The heredity of these two types of feathering has been studied by SEREBROVSKY (1922) and WARREN (1925). The latter found that in crosses involving white Leghorns and Jersey Black Giants (American class) slow-feathering, as indicated by the age a t which tail feathers appear, behaves as a dominant sex-linked trait. His conclusion is supported by consistent evidence from reciprocal and back crosses. Earlier results seem to have been fully confirmed by SEREBROVSKY and WASSINA (1926).
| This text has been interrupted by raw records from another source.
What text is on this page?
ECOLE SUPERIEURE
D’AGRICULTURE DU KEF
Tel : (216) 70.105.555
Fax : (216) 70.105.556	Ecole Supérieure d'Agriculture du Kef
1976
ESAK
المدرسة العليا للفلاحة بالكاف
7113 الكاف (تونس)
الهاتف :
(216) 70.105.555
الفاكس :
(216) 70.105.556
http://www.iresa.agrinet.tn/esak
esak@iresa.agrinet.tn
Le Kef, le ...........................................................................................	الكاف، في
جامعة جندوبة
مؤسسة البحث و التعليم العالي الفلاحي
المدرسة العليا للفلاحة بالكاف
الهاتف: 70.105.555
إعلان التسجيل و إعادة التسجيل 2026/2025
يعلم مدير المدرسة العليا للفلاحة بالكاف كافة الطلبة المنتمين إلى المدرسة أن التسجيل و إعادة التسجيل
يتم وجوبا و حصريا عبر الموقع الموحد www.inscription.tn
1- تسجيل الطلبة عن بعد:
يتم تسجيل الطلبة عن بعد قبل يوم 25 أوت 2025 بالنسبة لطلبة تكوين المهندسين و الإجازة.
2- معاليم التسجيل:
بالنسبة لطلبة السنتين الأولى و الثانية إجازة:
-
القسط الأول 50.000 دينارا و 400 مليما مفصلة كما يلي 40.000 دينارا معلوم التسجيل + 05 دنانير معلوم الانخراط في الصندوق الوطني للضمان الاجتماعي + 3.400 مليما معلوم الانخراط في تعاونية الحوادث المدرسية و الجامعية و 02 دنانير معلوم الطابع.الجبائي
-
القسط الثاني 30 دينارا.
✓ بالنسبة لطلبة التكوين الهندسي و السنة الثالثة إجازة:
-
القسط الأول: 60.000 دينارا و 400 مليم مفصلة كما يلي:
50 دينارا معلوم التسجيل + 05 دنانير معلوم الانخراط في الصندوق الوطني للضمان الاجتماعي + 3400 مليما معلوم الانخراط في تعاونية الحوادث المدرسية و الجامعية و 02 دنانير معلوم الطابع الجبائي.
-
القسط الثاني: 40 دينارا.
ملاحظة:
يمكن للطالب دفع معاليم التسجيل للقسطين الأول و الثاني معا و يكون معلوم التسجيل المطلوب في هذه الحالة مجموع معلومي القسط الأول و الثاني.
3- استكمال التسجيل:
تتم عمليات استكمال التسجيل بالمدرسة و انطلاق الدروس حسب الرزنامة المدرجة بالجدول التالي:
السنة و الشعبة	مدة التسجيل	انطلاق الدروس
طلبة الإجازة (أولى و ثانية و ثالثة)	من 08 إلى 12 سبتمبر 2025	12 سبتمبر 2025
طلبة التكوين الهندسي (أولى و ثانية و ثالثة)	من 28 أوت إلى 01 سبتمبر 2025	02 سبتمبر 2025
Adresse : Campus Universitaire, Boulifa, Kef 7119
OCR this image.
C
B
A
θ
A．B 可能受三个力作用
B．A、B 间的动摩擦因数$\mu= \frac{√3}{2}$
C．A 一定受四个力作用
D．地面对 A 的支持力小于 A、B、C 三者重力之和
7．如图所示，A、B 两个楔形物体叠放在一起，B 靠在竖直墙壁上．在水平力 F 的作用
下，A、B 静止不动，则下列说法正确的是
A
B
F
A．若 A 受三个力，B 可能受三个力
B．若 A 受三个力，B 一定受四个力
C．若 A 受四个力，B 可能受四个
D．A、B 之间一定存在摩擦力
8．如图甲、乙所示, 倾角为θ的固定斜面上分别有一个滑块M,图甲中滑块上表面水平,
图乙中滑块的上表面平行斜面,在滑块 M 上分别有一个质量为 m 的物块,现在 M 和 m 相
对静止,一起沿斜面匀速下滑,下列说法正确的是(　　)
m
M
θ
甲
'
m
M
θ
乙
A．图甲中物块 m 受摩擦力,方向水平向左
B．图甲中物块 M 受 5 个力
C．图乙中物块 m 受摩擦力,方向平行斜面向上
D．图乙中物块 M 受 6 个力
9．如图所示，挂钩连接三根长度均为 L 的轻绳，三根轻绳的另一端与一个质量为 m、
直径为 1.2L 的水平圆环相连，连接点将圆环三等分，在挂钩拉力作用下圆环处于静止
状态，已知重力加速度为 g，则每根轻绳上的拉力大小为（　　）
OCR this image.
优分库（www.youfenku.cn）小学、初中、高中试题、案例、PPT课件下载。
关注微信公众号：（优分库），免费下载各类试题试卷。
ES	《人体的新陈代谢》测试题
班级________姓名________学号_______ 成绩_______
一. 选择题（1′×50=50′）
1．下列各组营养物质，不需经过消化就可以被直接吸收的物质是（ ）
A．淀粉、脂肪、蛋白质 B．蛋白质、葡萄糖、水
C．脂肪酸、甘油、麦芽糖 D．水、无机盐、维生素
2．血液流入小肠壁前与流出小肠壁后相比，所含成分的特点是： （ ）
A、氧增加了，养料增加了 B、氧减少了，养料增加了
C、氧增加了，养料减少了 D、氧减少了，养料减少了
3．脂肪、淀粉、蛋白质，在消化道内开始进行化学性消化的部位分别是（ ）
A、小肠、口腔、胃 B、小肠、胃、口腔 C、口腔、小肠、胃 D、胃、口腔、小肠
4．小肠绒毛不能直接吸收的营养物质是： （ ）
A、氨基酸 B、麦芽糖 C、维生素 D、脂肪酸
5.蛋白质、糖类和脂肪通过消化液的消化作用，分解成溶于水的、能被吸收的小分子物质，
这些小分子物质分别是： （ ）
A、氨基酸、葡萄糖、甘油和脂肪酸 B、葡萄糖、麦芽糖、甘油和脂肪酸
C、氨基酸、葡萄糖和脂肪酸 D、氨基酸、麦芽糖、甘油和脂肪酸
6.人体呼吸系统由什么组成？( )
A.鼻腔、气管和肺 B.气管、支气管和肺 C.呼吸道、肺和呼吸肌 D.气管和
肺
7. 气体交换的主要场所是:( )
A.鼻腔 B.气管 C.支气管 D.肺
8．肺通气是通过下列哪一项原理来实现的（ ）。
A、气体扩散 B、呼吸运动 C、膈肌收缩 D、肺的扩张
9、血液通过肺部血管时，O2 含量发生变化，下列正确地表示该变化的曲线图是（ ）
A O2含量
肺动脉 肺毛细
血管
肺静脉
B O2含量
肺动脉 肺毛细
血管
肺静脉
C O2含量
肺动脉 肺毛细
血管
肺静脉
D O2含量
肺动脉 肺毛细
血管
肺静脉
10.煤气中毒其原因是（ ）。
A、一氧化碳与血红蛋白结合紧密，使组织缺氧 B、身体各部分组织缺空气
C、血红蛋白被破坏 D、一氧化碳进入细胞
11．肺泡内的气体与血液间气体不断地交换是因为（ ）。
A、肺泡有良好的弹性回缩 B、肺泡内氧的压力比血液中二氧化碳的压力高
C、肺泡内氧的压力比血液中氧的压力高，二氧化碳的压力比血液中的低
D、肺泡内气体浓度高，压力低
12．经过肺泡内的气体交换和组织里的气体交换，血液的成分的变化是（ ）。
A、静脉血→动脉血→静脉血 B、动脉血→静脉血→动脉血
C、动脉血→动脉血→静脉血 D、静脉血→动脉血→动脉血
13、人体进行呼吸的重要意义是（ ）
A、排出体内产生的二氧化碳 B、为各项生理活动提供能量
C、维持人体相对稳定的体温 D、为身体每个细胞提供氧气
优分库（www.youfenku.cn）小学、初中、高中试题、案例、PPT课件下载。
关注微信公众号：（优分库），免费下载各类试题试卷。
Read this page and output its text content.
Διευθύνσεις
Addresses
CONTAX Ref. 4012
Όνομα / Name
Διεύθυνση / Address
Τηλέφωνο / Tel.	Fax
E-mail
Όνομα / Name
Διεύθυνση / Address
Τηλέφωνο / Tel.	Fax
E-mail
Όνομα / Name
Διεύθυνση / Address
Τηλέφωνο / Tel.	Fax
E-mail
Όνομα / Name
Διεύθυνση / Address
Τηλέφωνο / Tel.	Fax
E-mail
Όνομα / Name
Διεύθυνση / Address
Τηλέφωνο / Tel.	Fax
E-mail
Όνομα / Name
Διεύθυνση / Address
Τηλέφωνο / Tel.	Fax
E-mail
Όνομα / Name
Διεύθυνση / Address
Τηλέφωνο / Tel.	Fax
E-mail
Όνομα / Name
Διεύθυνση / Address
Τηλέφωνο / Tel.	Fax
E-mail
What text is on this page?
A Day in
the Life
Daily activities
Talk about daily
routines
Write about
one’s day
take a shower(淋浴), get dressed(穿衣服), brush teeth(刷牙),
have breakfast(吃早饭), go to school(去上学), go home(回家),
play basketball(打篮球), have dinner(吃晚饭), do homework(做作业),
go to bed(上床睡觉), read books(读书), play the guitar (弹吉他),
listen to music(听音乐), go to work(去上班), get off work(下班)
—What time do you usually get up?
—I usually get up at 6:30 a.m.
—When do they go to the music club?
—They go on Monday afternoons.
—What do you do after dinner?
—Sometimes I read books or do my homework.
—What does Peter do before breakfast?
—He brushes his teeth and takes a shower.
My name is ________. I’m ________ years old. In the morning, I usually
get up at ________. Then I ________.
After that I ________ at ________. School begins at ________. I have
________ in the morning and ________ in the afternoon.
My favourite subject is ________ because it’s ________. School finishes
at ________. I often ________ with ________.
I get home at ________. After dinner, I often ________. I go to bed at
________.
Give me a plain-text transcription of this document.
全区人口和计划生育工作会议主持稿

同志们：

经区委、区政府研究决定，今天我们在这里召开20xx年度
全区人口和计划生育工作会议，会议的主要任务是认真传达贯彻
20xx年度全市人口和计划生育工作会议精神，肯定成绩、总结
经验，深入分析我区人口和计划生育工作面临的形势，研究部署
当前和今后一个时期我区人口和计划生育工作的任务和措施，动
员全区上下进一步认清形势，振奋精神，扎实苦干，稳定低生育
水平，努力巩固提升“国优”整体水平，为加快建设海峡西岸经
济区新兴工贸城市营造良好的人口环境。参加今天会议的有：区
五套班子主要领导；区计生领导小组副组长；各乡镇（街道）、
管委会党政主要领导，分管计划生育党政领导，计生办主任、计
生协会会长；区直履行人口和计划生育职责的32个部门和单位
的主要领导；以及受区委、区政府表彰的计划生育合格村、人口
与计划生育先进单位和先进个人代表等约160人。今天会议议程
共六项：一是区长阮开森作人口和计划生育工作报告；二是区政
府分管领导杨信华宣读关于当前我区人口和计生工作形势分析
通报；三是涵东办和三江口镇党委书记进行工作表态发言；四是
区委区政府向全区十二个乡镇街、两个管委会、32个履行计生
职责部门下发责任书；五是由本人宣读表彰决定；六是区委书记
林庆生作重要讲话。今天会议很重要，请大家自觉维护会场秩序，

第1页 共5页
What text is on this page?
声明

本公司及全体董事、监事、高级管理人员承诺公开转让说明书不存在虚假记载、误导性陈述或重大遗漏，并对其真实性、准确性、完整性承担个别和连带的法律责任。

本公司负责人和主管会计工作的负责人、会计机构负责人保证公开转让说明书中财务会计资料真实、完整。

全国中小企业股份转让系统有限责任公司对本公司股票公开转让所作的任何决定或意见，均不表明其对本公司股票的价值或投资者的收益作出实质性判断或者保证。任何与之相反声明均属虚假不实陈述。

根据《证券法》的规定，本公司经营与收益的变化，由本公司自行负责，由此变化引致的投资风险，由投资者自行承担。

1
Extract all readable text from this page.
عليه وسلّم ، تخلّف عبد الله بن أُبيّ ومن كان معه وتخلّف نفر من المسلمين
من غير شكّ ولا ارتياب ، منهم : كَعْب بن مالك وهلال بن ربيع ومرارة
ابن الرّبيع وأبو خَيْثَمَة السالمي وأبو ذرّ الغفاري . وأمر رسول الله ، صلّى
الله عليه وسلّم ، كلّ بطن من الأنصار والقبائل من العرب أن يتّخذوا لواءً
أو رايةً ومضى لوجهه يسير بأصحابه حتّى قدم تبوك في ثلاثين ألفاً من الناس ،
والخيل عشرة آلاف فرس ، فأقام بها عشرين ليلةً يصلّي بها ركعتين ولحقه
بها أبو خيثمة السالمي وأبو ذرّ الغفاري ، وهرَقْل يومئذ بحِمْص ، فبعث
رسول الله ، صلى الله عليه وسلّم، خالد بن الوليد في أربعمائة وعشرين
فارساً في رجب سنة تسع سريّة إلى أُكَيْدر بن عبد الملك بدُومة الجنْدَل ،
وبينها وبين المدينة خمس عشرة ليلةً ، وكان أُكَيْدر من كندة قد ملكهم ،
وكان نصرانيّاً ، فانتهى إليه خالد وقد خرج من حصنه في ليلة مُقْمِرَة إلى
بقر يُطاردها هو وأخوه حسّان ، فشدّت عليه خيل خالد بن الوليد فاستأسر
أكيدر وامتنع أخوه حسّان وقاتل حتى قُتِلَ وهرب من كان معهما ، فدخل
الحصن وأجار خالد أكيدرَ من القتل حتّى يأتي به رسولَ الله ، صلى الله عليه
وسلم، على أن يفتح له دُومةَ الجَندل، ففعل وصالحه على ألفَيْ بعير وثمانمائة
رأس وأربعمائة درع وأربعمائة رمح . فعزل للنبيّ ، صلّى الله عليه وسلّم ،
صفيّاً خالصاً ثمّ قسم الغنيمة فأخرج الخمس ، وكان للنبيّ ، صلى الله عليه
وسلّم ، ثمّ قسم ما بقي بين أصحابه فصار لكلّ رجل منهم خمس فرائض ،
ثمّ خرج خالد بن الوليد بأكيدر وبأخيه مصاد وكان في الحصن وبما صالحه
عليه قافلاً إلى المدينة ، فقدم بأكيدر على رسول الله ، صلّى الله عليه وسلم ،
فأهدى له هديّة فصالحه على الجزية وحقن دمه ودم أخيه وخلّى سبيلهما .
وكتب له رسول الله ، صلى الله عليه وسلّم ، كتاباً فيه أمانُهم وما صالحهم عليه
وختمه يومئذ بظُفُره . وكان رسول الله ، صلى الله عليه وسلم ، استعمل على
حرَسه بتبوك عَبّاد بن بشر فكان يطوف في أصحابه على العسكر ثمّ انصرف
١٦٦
To the records already in the literature may be added the numerically meager results of several crosses made in connection with the present experiment. Barred Plymouth Rock females, known to have been slow- feathering, were mated to a white Leghorn male which as a chick had been rapid-feathering. This cross produced three quick-feathering females and a rather slowly feathering male. The outcome, so far as it goes, is in accord with expectations on the basis of the above hypothesis, except that the male was less retarded than is the average Plymouth Rock male a t a corresponding age. This is possibly to be explained on the same basis that SPILLMAN (1909) and COLE and LIPPINCOTT (1919) explain differences in width of bars in feathers of the two sexes, namely that, although dominant, the sex-linked gene is more effective in the homozygous male (ZZ) than in the heterozygous female (ZW). It would seem that the suggestion could be tested in both cases by comparing the rate of feathering and width of bars in an adequate number of F, offspring from females of a rapid-feathering black breed mated to an ordinary Plymouth Rock male.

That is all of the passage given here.